Let’s start with a specific example and then move into the general. In our own case here, we’ve worked on several on the Sustainable Development Goals including “Provide Quality Education”, “Gender Equality”, “Good Jobs and Economic Growth”, “Innovation and Infrastructure” and “Partnerships for the Goals”. All of the details are contained in this infographic.
To look at this picture nationally, it’s worthwhile to look at the Sustainable Development Goals Champions. There are several examples of companies who are seeking to lead the charge and act as role models in their industry and the country.
Source: Online Harvard Business School
Why is it beneficial for companies to be more sustainable?
There is lots of data available today describing how beneficial it so for companies to pursue the “triple bottom line” of people, planet and profit. The Harvard Business School Online abounds with examples of individual companies and a plethora of statistics. Closer to home, in their Retail Consumer Insights Report, PwC Ireland relays that “In addition, two-thirds of the Irish sample is willing to pay for locally produced food items, and 41% say they will pay more for sustainably produced non-food items.” Therefore, consumers are demanding more sustainably produced products and services. In fact, we ran a poll tonight among the hundreds of attendees to conduct some primary research. We learned that 85% of the people in attendance would pay a premium for sustainably produced products, which confirms that trend.
What holds businesses back from being more sustainable?
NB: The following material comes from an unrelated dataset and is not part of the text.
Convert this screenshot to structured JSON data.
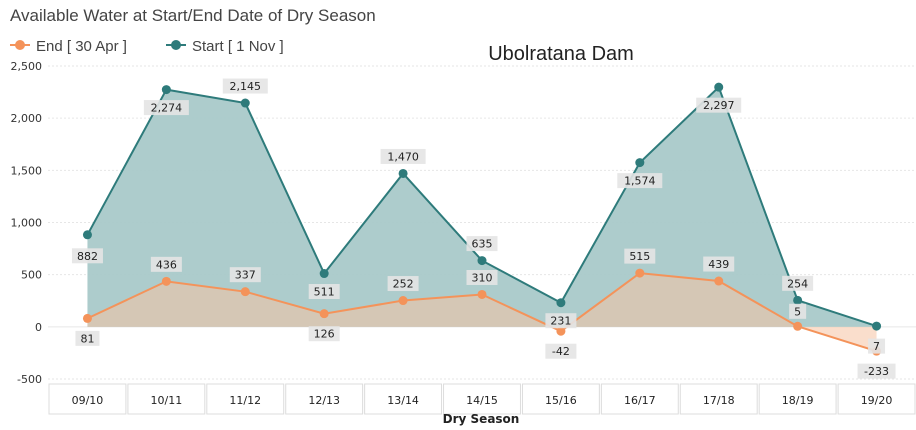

Whilst we can certainly argue that sustainability is good for business, there are many companies that don’t act that way. One way we can seek to understand this is through Carroll’s Pyramid of CSR.
Source: The CSR Journal
In essence, this model that a company needs to be profitable first so that it can meet its debts and obligations as well as reliably provide its goods and services to others. Next, it needs to obey the law i.e. pay at least, or above, minimum wages to its staff. It needs to pay and file its taxes on time. It needs to ensure that its property is safe for customers and staff, etc. Next, it has ethical responsibility. In other words, it must do the right thing. Rather than just offer good pay and working conditions, the ethical thing to do is take care of its staff well by offering them good learning opportunities, possibilities for opportunities and a happy place to work. At the top of the pyramid, it has the responsibility to be a good citizen by giving back to the community (and this loops us back to the Sustainable Development Goals as examples). Therefore, a company can’t sponsor the local GAA team if it doesn’t have the money to pay its taxes. We looked at the challenges the fashion industry faces in abating its carbon emissions.
What is the impact of COVID on sustainability?
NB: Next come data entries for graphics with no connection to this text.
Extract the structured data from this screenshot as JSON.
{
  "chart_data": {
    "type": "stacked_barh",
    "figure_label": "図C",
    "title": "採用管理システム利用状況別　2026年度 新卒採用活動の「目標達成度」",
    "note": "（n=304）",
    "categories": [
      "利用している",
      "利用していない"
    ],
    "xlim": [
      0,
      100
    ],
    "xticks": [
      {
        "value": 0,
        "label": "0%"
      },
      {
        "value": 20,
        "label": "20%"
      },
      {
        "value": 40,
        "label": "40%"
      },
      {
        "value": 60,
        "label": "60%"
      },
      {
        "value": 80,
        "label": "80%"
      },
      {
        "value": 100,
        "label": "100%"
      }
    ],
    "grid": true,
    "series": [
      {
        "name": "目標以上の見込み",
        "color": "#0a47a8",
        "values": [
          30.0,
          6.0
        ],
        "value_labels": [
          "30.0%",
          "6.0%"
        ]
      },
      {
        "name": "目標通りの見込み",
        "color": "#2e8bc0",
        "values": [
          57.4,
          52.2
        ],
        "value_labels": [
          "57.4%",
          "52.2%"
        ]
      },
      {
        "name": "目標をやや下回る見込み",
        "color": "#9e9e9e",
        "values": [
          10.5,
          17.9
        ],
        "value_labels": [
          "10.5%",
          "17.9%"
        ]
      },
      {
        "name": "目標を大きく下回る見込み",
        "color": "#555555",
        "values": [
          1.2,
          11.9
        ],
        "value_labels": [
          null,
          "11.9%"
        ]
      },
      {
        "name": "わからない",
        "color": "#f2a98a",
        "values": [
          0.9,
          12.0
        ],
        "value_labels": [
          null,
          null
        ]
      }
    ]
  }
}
In the Economic Research Project Brief, there is a clear statement “The Covid-19 crisis has revealed a number of critical challenges in relation to Ireland’s economic, environmental and social sustainability”. Specifically, the project directs students to the NESC website as it offers a range of ways that Ireland has changed through the impact of the crisis as well as how it has affected how we can consider new ways to live and consume sustainably including:
- To explore economic and societal shifts from the crisis;
- To urgently reduce emissions to meet 2030 targets while also stimulating the economy;
- To invest in local economy and community responses, the circular economy, bioeconomy, flexible working, and sustainable mobility;
- To co-build local economies through community wealth measures, social contracts, and community energy etc.;
- To further enhance Ireland’s natural habitats, air quality and ecosystems, which are anecdotally enhanced by our reduced presence and activity; and
- To carefully review remote working practices to ensure everyone can benefit.
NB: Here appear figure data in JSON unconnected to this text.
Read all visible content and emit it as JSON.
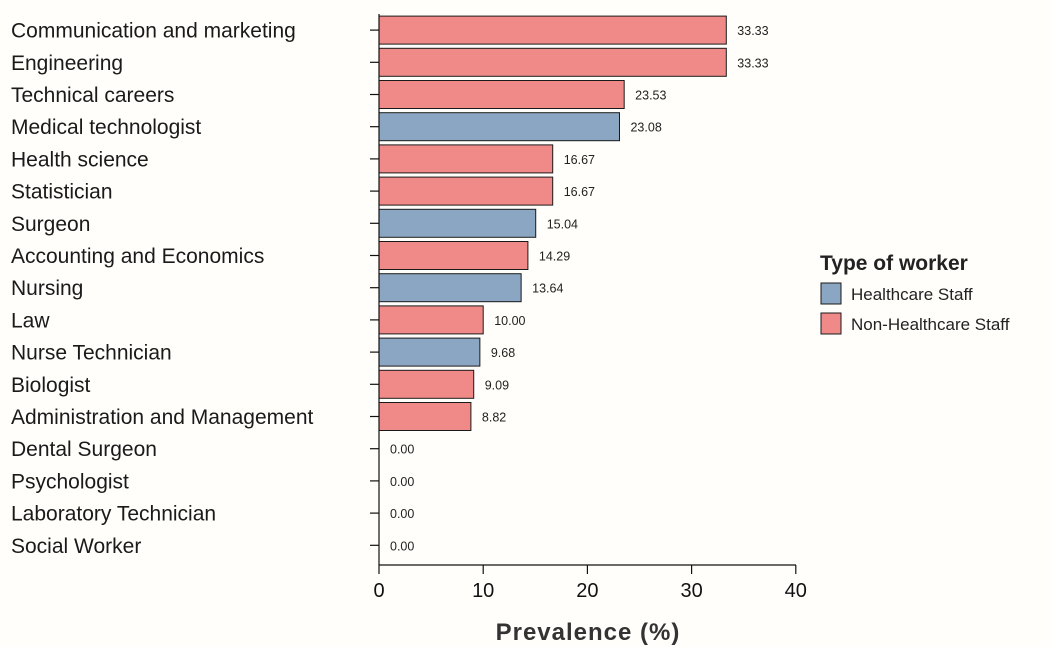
{
  "chart_data": {
    "type": "bar",
    "orientation": "horizontal",
    "xlabel": "Prevalence (%)",
    "ylabel": "",
    "xlim": [
      0,
      40
    ],
    "xticks": [
      0,
      10,
      20,
      30,
      40
    ],
    "grid": false,
    "legend": {
      "title": "Type of worker",
      "placement": "right",
      "entries": [
        {
          "label": "Healthcare Staff",
          "color": "#8ba6c2"
        },
        {
          "label": "Non-Healthcare Staff",
          "color": "#f08a89"
        }
      ]
    },
    "bars": [
      {
        "category": "Communication and marketing",
        "value": 33.33,
        "value_label": "33.33",
        "group": "Non-Healthcare Staff"
      },
      {
        "category": "Engineering",
        "value": 33.33,
        "value_label": "33.33",
        "group": "Non-Healthcare Staff"
      },
      {
        "category": "Technical careers",
        "value": 23.53,
        "value_label": "23.53",
        "group": "Non-Healthcare Staff"
      },
      {
        "category": "Medical technologist",
        "value": 23.08,
        "value_label": "23.08",
        "group": "Healthcare Staff"
      },
      {
        "category": "Health science",
        "value": 16.67,
        "value_label": "16.67",
        "group": "Non-Healthcare Staff"
      },
      {
        "category": "Statistician",
        "value": 16.67,
        "value_label": "16.67",
        "group": "Non-Healthcare Staff"
      },
      {
        "category": "Surgeon",
        "value": 15.04,
        "value_label": "15.04",
        "group": "Healthcare Staff"
      },
      {
        "category": "Accounting and Economics",
        "value": 14.29,
        "value_label": "14.29",
        "group": "Non-Healthcare Staff"
      },
      {
        "category": "Nursing",
        "value": 13.64,
        "value_label": "13.64",
        "group": "Healthcare Staff"
      },
      {
        "category": "Law",
        "value": 10.0,
        "value_label": "10.00",
        "group": "Non-Healthcare Staff"
      },
      {
        "category": "Nurse Technician",
        "value": 9.68,
        "value_label": "9.68",
        "group": "Healthcare Staff"
      },
      {
        "category": "Biologist",
        "value": 9.09,
        "value_label": "9.09",
        "group": "Non-Healthcare Staff"
      },
      {
        "category": "Administration and Management",
        "value": 8.82,
        "value_label": "8.82",
        "group": "Non-Healthcare Staff"
      },
      {
        "category": "Dental Surgeon",
        "value": 0.0,
        "value_label": "0.00",
        "group": "Healthcare Staff"
      },
      {
        "category": "Psychologist",
        "value": 0.0,
        "value_label": "0.00",
        "group": "Healthcare Staff"
      },
      {
        "category": "Laboratory Technician",
        "value": 0.0,
        "value_label": "0.00",
        "group": "Healthcare Staff"
      },
      {
        "category": "Social Worker",
        "value": 0.0,
        "value_label": "0.00",
        "group": "Healthcare Staff"
      }
    ]
  }
}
Finally, we discussed the newly published Digital Completion Booklet. I offered some thoughts for working through the document including:
- Write the title after you decide on the individual line of enquiry and structure it afterwards i.e. “An investigation into the connection between…”
- The line of enquiry needs to describe in one line what you want to do. Pick something that you’re interested in and enjoy.
- Find your reliable sources early! If you have these from good solid resources, you can build other secondary research or new primary research around them.
- Use Google Charts or “Insert Chart” on PowerPoint to create graphs.
- Go back to your original line of enquiry and aims when concluding so that you can demonstrate coherence.
- Keep a journal along the way and write a couple of lines of your experience every time you work on the project. This will help you articulate your reflections.
- It’s key to share what have you learned about the economic theory.